Doctors are today starting three days of strikes, the longest continuous walkout in the NHS’s 75-year history.
The British Medical Association warned there could be a mass exodus Down Under if the Tories do not settle the dispute by the summer.
More than 70,000 junior doctors could take part in the first ever three-day walkout, to demand an end to a decade of below-inflation pay deals.
Consultants and nurses will fill in today, but A&Es will have only about half their usual staff.
Dr Rob Laurenson, co-chair of the BMA junior doctors committee, said: “They want to drag us through the mud and turn the public against doctors. But it’s not going to work.
“They need to come up with a very quick resolution. We already have an exodus of doctors going to work in Australia and New Zealand.
“If we get to a point when doctors are making those decisions and the Government hasn’t settled this, then they are setting the NHS up to fail next winter.”
Junior doctors went on strike in 2016 after Chancellor Jeremy Hunt, who was Health Secretary at the time, imposed contract changes that included scrapping overtime rates.
The bitter dispute included only four single-day strikes. Emergency care support was only withdrawn on one of the days. Today, junior doctors will not provide emergency cover.
There are around 80,000 junior doctors in the NHS who start on salaries of between £25,000 and £30,000.
The BMA says the latest 2023 uplift is just 2% at a time when annual inflation is currently 10.7%.
Launching the campaign, it said: “Pret a Manger has announced it will pay up to £14.10 per hour.

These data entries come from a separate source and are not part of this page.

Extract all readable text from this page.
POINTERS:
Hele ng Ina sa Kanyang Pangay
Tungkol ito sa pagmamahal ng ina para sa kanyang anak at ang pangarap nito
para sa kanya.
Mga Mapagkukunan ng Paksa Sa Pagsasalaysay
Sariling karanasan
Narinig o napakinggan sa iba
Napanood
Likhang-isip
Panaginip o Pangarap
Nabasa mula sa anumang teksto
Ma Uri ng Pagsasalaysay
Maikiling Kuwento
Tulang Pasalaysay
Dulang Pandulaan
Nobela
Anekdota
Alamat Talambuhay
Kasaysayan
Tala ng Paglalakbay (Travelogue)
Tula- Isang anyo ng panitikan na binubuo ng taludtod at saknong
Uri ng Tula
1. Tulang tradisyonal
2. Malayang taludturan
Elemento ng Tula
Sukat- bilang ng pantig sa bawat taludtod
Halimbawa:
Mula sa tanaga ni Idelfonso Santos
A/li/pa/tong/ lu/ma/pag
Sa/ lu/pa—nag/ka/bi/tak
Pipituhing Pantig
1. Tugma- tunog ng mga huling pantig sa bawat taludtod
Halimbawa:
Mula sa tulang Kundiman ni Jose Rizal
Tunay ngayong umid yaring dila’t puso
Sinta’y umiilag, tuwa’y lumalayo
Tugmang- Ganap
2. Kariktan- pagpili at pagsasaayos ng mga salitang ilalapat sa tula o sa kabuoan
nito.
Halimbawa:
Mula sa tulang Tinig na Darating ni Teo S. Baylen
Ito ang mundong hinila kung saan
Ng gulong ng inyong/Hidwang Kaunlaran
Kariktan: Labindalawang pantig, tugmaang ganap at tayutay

"A junior doctor makes just £14.09. Thanks to this Government you can make more serving coffee than saving patients.”
The BMA rejected a Government offer of talks submitted at 10pm on Friday, because it was on condition that the strikes were paused.
PM Rishi Sunak yesterday urged them to get round the table.
He said during a flight to San Diego, where he will meet President Biden: “It is very disappointing that the junior doctors union is not engaging.
“We are actually having constructive dialogue with other unions who have accepted our offer to come in and talk through it. I would urge the junior doctors to follow suit.”